AI researchers at Stanford University and the University of Washington created the powerful reasoning model s1, which operates under a $50 cloud computing budget. The breakthrough challenges existing high-cost AI model dominance by raising queries about both AI accessibility through low-cost solutions and its eventual commoditization.
The study began with a standard model purchased from Qwen, which belongs to the Chinese AI lab Alibaba. Distillation technology allowed them to extract reasoning capabilities from another AI system by training on its output responses. The researchers obtained S1 from Google’s Gemini 2.0 Flash Thinking Experimental model, which users can access through Google AI Studio.
The training process of S1 needed only 1,000 specifically selected questions and their answers and reasoning steps from Gemini 2.0. The training process required 30 minutes or less with 16 Nvidia H100 GPUs, and Stanford researcher Niklas Muennighoff calculated that the required computing could be rented today for $20.

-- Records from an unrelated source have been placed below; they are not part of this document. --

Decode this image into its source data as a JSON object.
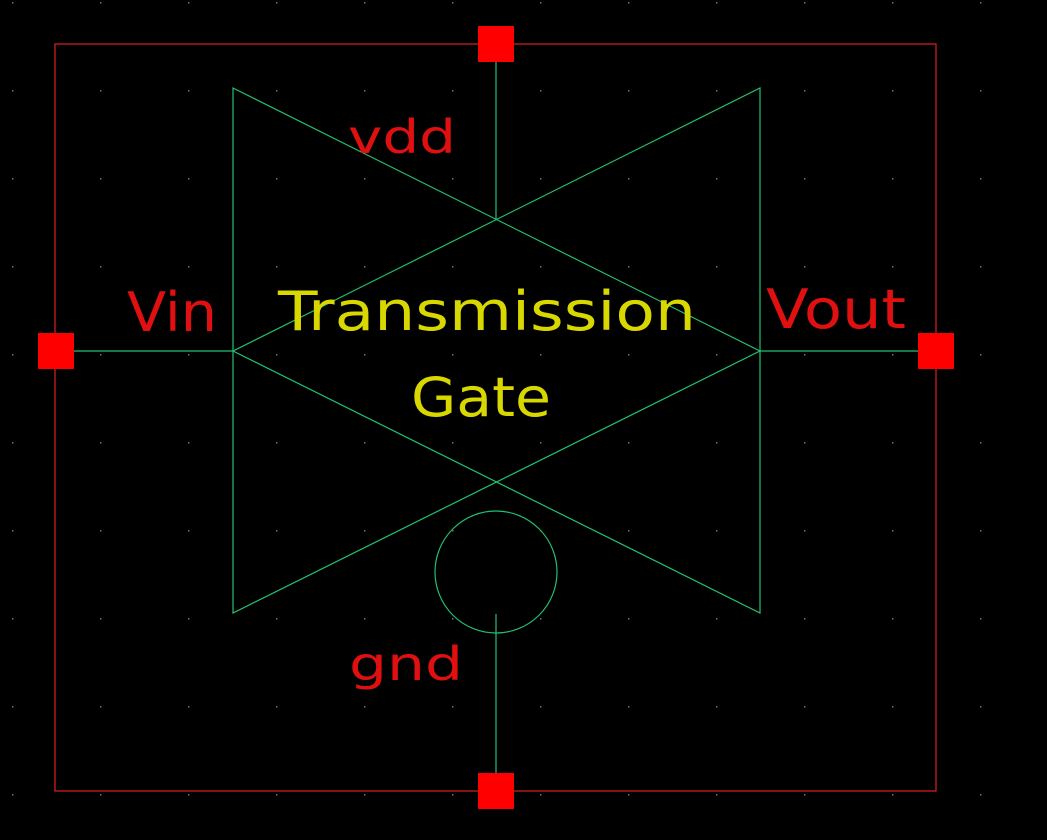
{
  "schematic": {
    "title_line1": "Transmission",
    "title_line2": "Gate",
    "pins": {
      "vdd": "vdd",
      "gnd": "gnd",
      "vin": "Vin",
      "vout": "Vout"
    },
    "colors": {
      "background": "#000000",
      "grid_dot": "#6f6f6f",
      "boundary": "#e02020",
      "pin_square": "#ff0000",
      "pin_label": "#e01010",
      "wire": "#22c070",
      "title_text": "#d8d800"
    }
  }
}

The training process of s1 using 1,000 questions cost only $20 yet produced performance results similar to o1 from OpenAI on benchmarks for math and coding. Research investigation revealed that when S1 received instructions to “wait” during its reasoning process, it led to enhanced performance outcomes.
The development of s1 demonstrates that AI development has become more accessible, yet it creates uncertainty about the investments major AI labs make in their proprietary models. OpenAI has accused DeepSeek of misusing its API for distillation, while Google prohibits its users from making competing services by reverse-engineering its models. Future model investments from major AI companies will prove that similar advanced AI features can be developed with reduced financial expense through techniques such as distillation shown in S1.